In the instance of the middle eastern victim, Crambus was the first to compromise the victim's network with the earliest evidence of the group's activity detected in 2017. Waterbug came along on 11 January 2018 and dropped a Waterbug-linked tool (a task scheduler named msfgi.exe) before downloading its modified Mimikatz variant to the same computer using a Crambus command and control (C&C) server the next day.
"The incident leaves many unanswered questions, chiefly relating to Waterbug's motive for using Crambus infrastructure," read the report. Symantec offered four possible explanations:
- False flag tactics: Waterbug is known for using false flag tactics to throw researchers off their scent, but it begs the question of why it also used its own infrastructure to communicate with other machines on the victim's network.
- Means of intrusion: It is possible that Waterbug wanted to compromise the target organization, found out that Crambus had already compromised its network, and hijacked Crambus's own infrastructure as a means of gaining access.
- Mimikatz variant belonged to Crambus: There is a possibility that the version of Mimikatz downloaded by the Crambus infrastructure was actually developed by Crambus. However, the compilation technique and the fact that the only other occasion it was used was linked to Waterbug works against this hypothesis.
- Opportunistic sowing of confusion: If a false flag operation wasn't planned from the start, it is possible that Waterbug discovered the Crambus intrusion while preparing its attack and opportunistically used it in the hopes of sowing some confusion in the mind of the victim or investigators.
"The organisations need to be on their toes and have to watch out for any weird behaviour in their networks," said Boris Cipot, senior security engineer at Synopsys. "Even if the signatures of the malware were found - and you should search for those in your network - there is no saying what is still out there and what could be lurking under the hood of this attack."
Waterbug's operations over the 18-month monitoring period were split into three separate campaigns, each characterised by their mode of attack, according to Symantec.
The first campaign involved a brand new backdoor called Neptun which is installed on Microsoft Exchange servers and passively listens for commands from attackers - its passive operation makes it more difficult to detect.
A second campaign used the Meterpreter backdoor which Waterbug has used since early 2018. This one was modified and given a .wav extension to hide its malicious purpose.

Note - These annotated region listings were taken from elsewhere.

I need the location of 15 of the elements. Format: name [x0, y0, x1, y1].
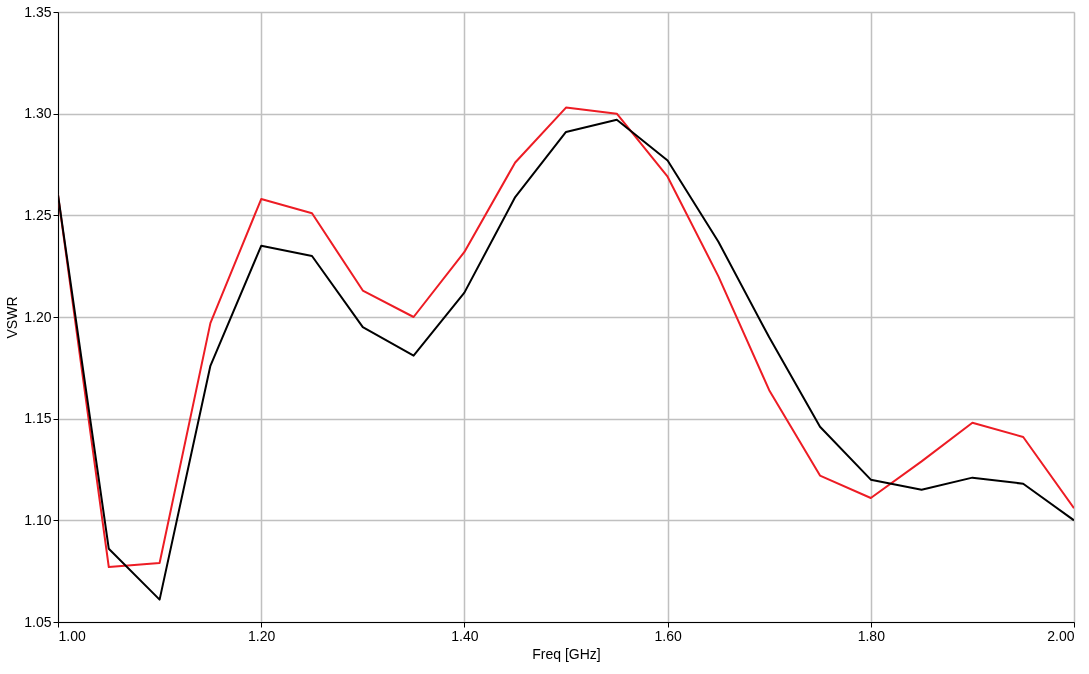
x-tick-label: 2.00 [1047, 627, 1075, 644]
x-tick-label: 1.60 [654, 627, 682, 644]
y-tick-label: 1.20 [24, 308, 52, 325]
y-tick-label: 1.25 [24, 206, 52, 223]
y-tick-label: 1.30 [24, 105, 52, 122]
y-tick-label: 1.35 [24, 3, 52, 20]
y-tick-label: 1.15 [24, 410, 52, 427]
x-axis-title: Freq [GHz] [532, 645, 601, 662]
x-tick-label: 1.20 [248, 627, 276, 644]
y-tick-label: 1.10 [24, 511, 52, 528]
x-tick-label: 1.80 [857, 627, 886, 644]
y-axis-title: VSWR [4, 296, 21, 339]
x-tick-label: 1.40 [451, 627, 479, 644]
x-tick-label: 1.00 [58, 627, 86, 644]
y-tick-label: 1.05 [24, 613, 52, 630]
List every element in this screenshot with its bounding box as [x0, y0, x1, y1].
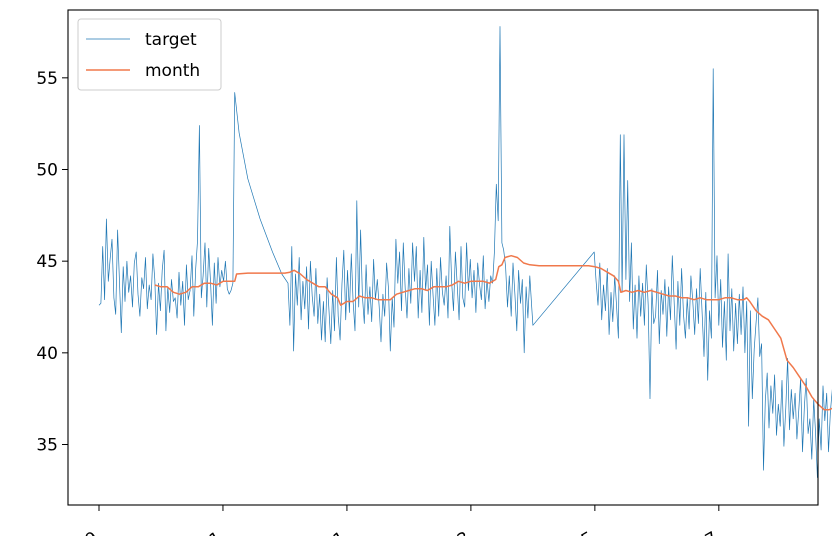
x-tick-label: 01 — [321, 528, 350, 536]
x-tick-label: 03 — [445, 528, 474, 536]
x-axis: 09 11 01 03 05 07 — [73, 505, 722, 536]
series-line-target — [98, 26, 832, 478]
x-tick-label: 07 — [693, 528, 722, 536]
y-tick-label: 35 — [36, 436, 58, 456]
y-tick-label: 55 — [36, 69, 58, 89]
x-tick-label: 05 — [569, 528, 598, 536]
x-tick-label: 11 — [197, 528, 226, 536]
series-layer — [98, 26, 832, 478]
legend-label-target: target — [145, 30, 197, 50]
legend-label-month: month — [145, 61, 200, 81]
legend: target month — [77, 18, 222, 91]
axes-frame — [67, 9, 819, 506]
y-tick-label: 45 — [36, 252, 58, 272]
y-axis: 35 40 45 50 55 — [36, 69, 68, 456]
y-tick-label: 40 — [36, 344, 58, 364]
legend-box — [77, 18, 222, 91]
y-tick-label: 50 — [36, 161, 58, 181]
x-tick-label: 09 — [73, 528, 102, 536]
series-line-month — [154, 254, 832, 411]
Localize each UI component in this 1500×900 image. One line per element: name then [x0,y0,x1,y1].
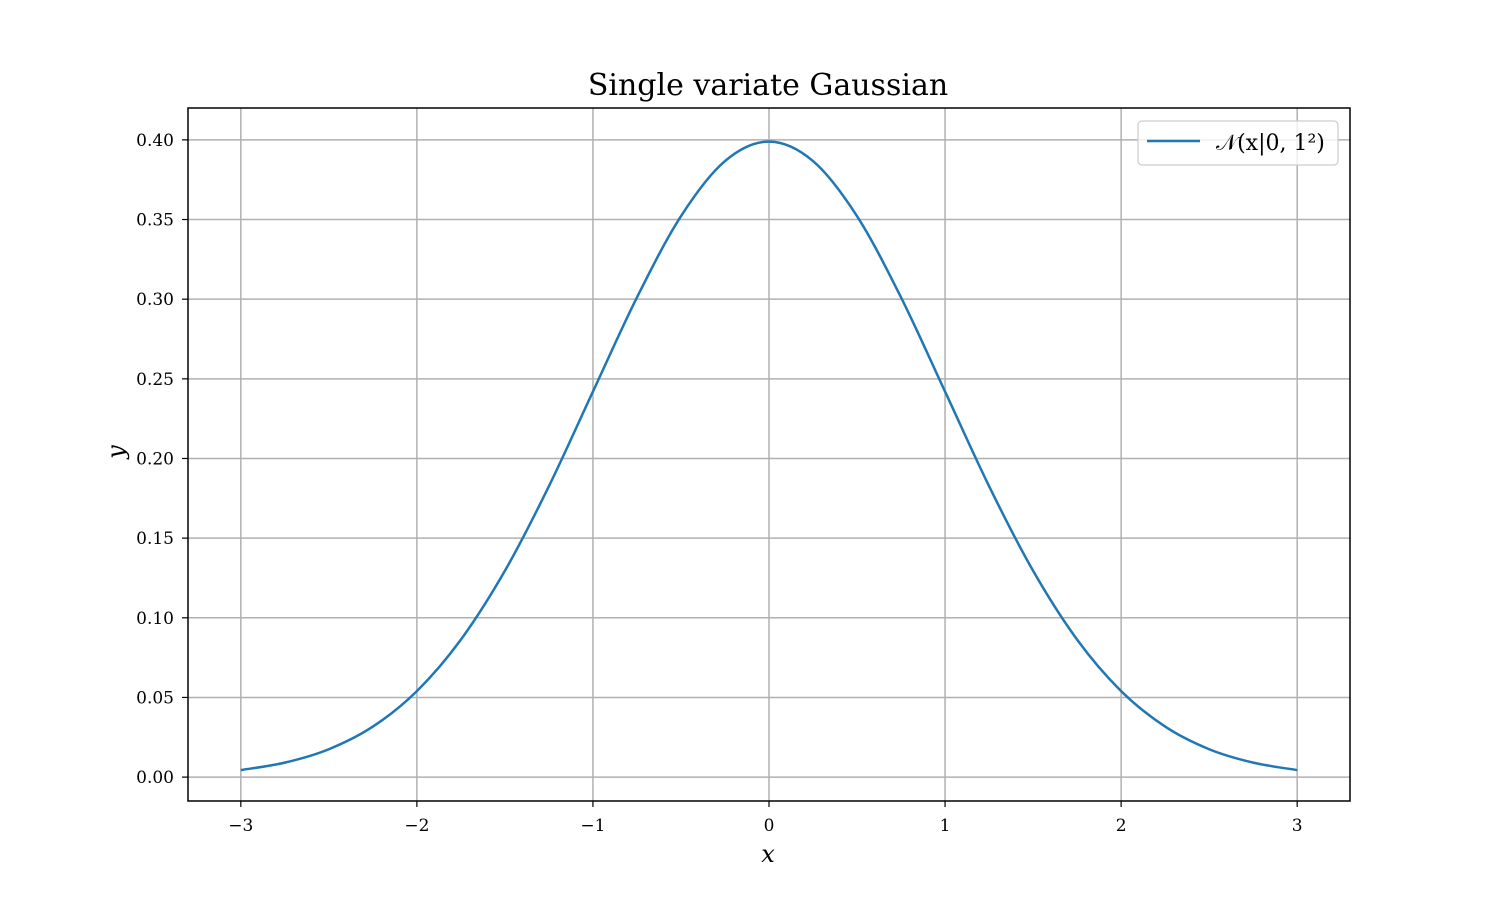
y-tick-label: 0.35 [136,211,174,231]
legend-box [1137,120,1339,166]
y-tick-label: 0.25 [136,370,174,390]
axis-ticks: −3 −2 −1 0 1 2 3 0.00 0.05 0.10 0.15 0.20 0.25 0.30 0.… [136,131,1302,836]
series-line [240,140,1298,772]
x-tick-label: 0 [764,816,775,836]
x-tick-label: 3 [1292,816,1303,836]
series-layer [240,140,1298,772]
x-axis-label: x [761,840,775,868]
legend: 𝒩(x|0, 1²) [1137,120,1339,166]
x-tick-label: −1 [580,816,605,836]
y-tick-label: 0.15 [136,529,174,549]
y-tick-label: 0.05 [136,688,174,708]
x-tick-label: 2 [1116,816,1127,836]
x-tick-label: −2 [404,816,429,836]
y-tick-label: 0.00 [136,768,174,788]
legend-label: 𝒩(x|0, 1²) [1216,131,1325,156]
x-tick-label: 1 [940,816,951,836]
y-tick-label: 0.20 [136,449,174,469]
y-tick-label: 0.40 [136,131,174,151]
grid-lines [188,108,1350,801]
chart-title: Single variate Gaussian [588,68,948,103]
y-tick-label: 0.30 [136,290,174,310]
y-axis-label: y [102,445,130,460]
x-tick-label: −3 [228,816,253,836]
y-tick-label: 0.10 [136,609,174,629]
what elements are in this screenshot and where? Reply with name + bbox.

The third of a trio of backdoors characterises the third campaign. It used a different customised remote procedure call backdoor like Meterpreter which was formed using code from the PowerShellRunner tool to execute PowerShell scripts without having to use powershell.exe.
"This tool is designed to bypass detection aimed at identifying malicious PowerShell usage," said Symantec. "Prior to execution, the PowerShell scripts were stored Base64-encoded in the registry. This was probably done to avoid them being written to the file system."